Critical technical challenges that need to be addressed include oversight and honesty, robustness, interpretability, risk assessment, and dealing with emerging challenges. The authors argue that solving these problems must become a central focus of AI.

In addition to technical developments, they say governance measures are urgently needed to prevent recklessness and misuse of AI technologies. The authors call for national institutions and international governance structures to enforce standards and ensure responsible development and implementation of AI systems.

Governments should be allowed to pre-screen

For effective regulation, governments should require model registration, whistleblower protections, incident reporting, and oversight of model development and supercomputer use.

Regulators must also have access to advanced AI systems before they are deployed to screen for dangerous capabilities.

This is already happening in China, although it is predominantly a policy review, and the U.S. government has also announced that it will pre-screen AI models that could be relevant to national security.

Redline safety rules for AI systems

Several governance mechanisms need to be put in place for AI systems with dangerous capabilities.
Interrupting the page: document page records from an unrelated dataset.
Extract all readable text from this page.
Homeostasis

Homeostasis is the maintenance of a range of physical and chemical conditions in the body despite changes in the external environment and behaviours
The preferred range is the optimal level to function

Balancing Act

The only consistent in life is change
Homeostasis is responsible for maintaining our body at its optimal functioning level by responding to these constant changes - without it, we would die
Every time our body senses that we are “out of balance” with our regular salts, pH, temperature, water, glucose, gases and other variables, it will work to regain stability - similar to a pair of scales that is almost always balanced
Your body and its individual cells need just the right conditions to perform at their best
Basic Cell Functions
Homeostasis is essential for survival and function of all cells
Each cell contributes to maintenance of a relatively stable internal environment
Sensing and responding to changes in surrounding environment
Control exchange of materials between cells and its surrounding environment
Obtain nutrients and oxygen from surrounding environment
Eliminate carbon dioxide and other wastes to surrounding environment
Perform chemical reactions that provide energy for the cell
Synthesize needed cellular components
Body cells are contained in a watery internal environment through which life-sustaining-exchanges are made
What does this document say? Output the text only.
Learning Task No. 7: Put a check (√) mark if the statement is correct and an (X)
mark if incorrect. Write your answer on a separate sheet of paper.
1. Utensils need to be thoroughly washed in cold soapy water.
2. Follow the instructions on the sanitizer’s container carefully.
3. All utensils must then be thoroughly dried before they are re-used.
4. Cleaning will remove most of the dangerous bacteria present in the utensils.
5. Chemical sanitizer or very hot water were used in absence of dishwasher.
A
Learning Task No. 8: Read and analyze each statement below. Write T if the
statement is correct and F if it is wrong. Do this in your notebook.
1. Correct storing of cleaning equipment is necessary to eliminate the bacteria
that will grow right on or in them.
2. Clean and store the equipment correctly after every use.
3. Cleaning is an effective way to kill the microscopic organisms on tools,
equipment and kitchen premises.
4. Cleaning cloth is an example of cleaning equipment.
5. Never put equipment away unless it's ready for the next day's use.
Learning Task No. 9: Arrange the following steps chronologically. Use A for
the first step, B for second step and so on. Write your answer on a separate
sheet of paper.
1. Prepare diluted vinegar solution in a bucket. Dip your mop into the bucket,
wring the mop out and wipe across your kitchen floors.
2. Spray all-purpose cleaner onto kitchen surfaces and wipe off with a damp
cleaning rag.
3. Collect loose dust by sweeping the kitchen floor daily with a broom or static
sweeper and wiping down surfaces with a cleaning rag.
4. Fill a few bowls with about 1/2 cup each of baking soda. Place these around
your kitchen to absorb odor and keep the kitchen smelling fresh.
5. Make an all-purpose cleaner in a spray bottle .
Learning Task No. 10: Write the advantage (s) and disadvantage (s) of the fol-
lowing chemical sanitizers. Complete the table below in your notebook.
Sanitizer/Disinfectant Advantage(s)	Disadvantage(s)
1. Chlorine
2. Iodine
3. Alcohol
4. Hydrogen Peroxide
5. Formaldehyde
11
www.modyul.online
These include the creation of national and international safety standards, legal liability for AI developers and owners, and possible licensing and access controls for particularly powerful AI systems.

The authors emphasize the need for major AI companies to immediately formulate if-then commitments that specify specific safety measures to be taken if certain red lines are crossed by their AI systems. These commitments should be subject to detailed and independent verification.

Finally, the authors emphasize that progress in security and governance is lagging the rapid development of AI capabilities. For AI to lead to positive outcomes rather than disasters, they say, efforts and investments should be focused on managing societal risks and using these technologies safely and ethically.

"There is a responsible path, if we have the wisdom to take it," write the authors, including Turing Prize winners Yoshua Bengio and Geoffrey Hinton and renowned UC Berkeley AI researcher Stuart Russel.

Criticism of too much fear of AI

It is precisely these three researchers, and others making similar arguments, that Metas AI chief scientist Yann LeCun recently accused of providing ammunition for major AI companies like OpenAI to impose stricter regulatory measures that would slow the development of open-source AI systems.

This, he said, is "regulatory capture" and a dangerous development. According to LeCun, The greatest risk to society is that a few companies gain control of the technology that can shape the future of society.

LeCun believes that current systems are useful, but that their capabilities, and therefore their risk potential, are overestimated. He is working on a new AI architecture that aims to enable AI systems to learn similarly to humans, far surpassing current AI systems in effectiveness and efficiency.